―海鳴テーマパーク、AM10:48―
「…す、凄かったね…」
「だ、大丈夫ユーノ君?」
軽い眩暈をおぼえるユーノに、なのはが微笑みかける。
「『ジェットコースター』だっけ? 外から見てるときはそんなに速くないと思ったのに、
いざ乗ってみると…あはは…」
「ユーノ君、ジェットコースター初めてなんだ?」
「うん。

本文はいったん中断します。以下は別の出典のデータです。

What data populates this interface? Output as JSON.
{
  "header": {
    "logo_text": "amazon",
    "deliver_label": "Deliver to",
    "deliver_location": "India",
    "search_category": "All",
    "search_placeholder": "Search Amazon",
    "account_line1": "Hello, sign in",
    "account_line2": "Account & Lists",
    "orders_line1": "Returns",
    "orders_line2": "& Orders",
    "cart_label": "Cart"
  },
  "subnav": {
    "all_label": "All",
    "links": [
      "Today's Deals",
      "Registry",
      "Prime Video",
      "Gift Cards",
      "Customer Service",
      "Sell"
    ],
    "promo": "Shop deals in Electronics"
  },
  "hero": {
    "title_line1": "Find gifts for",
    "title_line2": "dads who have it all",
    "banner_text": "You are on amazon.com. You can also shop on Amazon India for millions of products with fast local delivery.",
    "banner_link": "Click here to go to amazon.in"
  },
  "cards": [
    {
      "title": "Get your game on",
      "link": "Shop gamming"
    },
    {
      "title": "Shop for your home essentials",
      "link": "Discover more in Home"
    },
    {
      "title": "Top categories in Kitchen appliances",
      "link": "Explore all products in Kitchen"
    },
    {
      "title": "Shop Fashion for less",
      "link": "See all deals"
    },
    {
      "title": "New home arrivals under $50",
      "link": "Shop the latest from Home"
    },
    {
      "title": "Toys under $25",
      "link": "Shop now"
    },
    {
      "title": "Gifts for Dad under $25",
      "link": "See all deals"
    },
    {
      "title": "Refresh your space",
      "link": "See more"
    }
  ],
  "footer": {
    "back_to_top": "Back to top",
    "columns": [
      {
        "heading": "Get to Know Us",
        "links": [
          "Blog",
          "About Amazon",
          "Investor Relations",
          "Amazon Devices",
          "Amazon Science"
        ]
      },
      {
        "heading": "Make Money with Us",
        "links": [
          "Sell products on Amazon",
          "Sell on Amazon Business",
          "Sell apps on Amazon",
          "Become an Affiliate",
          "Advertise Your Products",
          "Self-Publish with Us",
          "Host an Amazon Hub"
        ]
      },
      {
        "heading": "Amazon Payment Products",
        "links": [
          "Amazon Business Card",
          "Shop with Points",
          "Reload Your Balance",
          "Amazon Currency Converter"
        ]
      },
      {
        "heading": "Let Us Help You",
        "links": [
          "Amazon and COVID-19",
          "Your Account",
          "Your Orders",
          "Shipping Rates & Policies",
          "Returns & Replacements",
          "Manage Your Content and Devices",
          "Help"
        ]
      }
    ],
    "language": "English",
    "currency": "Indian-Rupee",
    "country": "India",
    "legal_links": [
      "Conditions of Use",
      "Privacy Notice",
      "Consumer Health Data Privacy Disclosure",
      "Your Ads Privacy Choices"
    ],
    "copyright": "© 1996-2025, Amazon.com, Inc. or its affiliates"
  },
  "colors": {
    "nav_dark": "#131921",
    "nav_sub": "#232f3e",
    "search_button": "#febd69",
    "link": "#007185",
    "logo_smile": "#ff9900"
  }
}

僕のいた世界には、こういうのはなかったからね」
「でも、普段魔法で空飛んでるのに…」
「あれは、スピードも方向も自分の意思だからね。これはなんていうか…暴走って感じ」
着ぐるみのキャラクター達の間を通りながら、二人は言葉を交わす。
(…だんだん、なのはの緊張が解けてきたかな?)
(そーみたいやね。でも、まだ油断はでけへん)
(主…何故我々が、このような格好を…?)
(シャラーップザフィーラ! せっかくリーゼ達から借りてきた変装用のデバイス、
ここで使わずしていつ使う!?)
(エイミィの言うとおりよザフィーラ。オオカミの着ぐるみ、似合ってるじゃない♪
とってもカワイイわよ。ねぇ、アルフ?)
(フン! どーだかね!?)
(…そして、何故お前はそんなに怒っているのだ)
(うっさい! 知るか!)
着ぐるみを着たまま、そっぽを向くもう一匹のファンシーなオオカミ。
(あちゃ〜…逆にこっちは険悪になってるし)
(せっかくアルフにも新しい服用意したのに、ザフィーラさん完全スルーだもんね…)
(ごめん…ウチの教育がなっとらんかった…後でフォローしよ)
(そうですね。今は、あの二人を追いかけないと)
グッズショップの脇でデバイスを解除すると、一同は巧みに人ごみに紛れ込む。